GOP Senators in Conceal & Carry Crosshairsby Kyle Michaelis
The World-Herald reports:
State Sen. Jeanne Combs of Milligan, sponsor of a bill to allow Nebraskans to carry concealed handguns, has asked the state Republican Party to tone down its pressure on lawmakers when her bill next hits the legislative agenda.
The Nebraska GOP ruffled some lawmakers' feathers when it put out a letter last month urging lawmakers to advance Combs' bill, which is part of the party's platform.
The letter identified, by name, six lawmakers as being "swing" votes on the concealed handgun issue.
State Sen. Don Pederson of North Platte, one of those named, publicly criticized the effort and abstained from voting on the measure because of it.
"I feel very strongly about this being a nonpartisan body," Pederson said Monday. "I resent any political party interfering with that. And I didn't buy . . . that concealed carry is a 'core' Republican belief."
Combs and Republican Party Chairman Mark Quandahl said they talked it over and decided that no further action was needed from the party....
Legislative Bill 454 received initial approval 33-11, after a vote to cut off a filibuster by its opponents, including State Sen.

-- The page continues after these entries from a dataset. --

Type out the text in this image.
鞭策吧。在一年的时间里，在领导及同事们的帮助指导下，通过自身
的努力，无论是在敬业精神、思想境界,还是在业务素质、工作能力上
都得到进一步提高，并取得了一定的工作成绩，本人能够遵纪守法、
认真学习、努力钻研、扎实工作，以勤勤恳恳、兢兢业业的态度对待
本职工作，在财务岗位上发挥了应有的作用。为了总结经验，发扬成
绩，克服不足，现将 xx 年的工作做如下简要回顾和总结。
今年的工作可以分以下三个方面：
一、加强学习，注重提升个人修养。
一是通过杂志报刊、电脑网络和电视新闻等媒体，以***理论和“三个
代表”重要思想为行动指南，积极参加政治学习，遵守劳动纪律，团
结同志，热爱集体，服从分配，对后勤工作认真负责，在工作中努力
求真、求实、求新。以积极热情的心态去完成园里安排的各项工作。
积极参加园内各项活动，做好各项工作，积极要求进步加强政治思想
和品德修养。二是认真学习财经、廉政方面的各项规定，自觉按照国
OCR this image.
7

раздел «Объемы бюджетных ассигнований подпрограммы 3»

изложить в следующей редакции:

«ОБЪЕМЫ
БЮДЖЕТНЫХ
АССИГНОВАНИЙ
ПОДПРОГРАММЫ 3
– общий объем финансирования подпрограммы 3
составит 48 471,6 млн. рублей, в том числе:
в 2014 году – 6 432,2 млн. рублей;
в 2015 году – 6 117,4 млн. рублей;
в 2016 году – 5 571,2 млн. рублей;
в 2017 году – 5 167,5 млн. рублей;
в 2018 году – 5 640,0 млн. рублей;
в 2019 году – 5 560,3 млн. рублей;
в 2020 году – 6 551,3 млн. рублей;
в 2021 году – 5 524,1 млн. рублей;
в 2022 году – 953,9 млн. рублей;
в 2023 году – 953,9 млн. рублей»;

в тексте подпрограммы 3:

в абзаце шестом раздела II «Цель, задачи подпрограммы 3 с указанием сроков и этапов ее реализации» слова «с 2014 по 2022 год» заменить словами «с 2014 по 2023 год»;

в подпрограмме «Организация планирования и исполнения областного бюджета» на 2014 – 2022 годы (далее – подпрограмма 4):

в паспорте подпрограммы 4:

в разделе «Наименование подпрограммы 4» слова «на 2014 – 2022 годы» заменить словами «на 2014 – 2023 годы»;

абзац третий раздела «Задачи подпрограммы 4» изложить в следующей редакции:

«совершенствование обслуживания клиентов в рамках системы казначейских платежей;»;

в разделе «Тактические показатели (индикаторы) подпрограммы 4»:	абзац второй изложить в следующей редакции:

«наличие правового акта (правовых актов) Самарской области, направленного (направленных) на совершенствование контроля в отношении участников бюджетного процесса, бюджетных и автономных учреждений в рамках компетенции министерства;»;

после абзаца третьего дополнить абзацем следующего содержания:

Ernie Chambers of Omaha.
It is not yet known when the Legislature will take up second round debate on the measure, which is expected to spark another filibuster as days run short in the 2006 session, which ends April 12....
Republican officials admitted that their push on the concealed handgun measure was unprecedented.
"This may be the most comprehensive action we've been involved in, partly due to the leadership of Chairman Quandahl," said Jessica Moenning, the party's executive director...
In its Jan. 6 letter to Republican lawmakers, Quandahl said the party had begun a reorganization of its members at the grass-roots level and had recruited hundreds to become active in the political and electoral process. The Second Amendment Coalition is "our largest and most enthusiastic," he wrote.
"I think it is important for you to consider that LB 454 strikes at the very core of what we stand for, reflects the common-sense values rooted in Nebraskans everywhere, and is in accordance with both our state and national party platform," the letter said.
State Sen. Mick Mines of Blair, a Republican, wrote back that the party's e-mail alerts offended him and only strengthened his opposition to the concealed weapons bill.
"I am concerned that my party would resort to this kind of cheap-shot politics against longtime and loyal Republicans," he wrote. "Especially over a second-tier issue like concealed carry weapons."
Looks like someone's messed-up priorities are showing. While advocates against Conceal & Carry certainly have a tendency to blow its dangers out of proportion, that this incredibly inconsequential and generally childish measure should be declared "a core Republican belief" is just pathetic. When they go on to write that it reflects Nebraka's common-sense values, I'm actually afraid they might have ruined that phrase for me forever.
If common sense values extend to such trite and meaningless domains - inspired by unfounded fears of danger that are most likely to prove self-fulfilling - then we Nebraskans seriously need to be looking for a new approach.
From the disdainful response of Senators Pederson and Mines, it seems safe to assume GOP pressure must have gone farther than the e-mail referenced above. As is, I can't imagine anything unprecedented about these efforts beyond the Republican Party's blatant and sad declaration of total ideological slavery to the whims - not the rights - of an elite group of gun fanatics whose highest priority is defending a constitutional freedom to stand at either end of a gun barrel.
Ask and ye shall receive? Or, in other words, live by the NRA, die by the NRA....
Alas, there's a world of difference between responsible gun ownership and those who confuse gun ownership alone for their highest responsibility. The Republican Party can define itself on this issue however it pleases, but I'll be damned if being a Nebraskan has a thing to do with thinking you're Wyatt Earp.
After all, God created Texas for such silliness, didn't (s)he?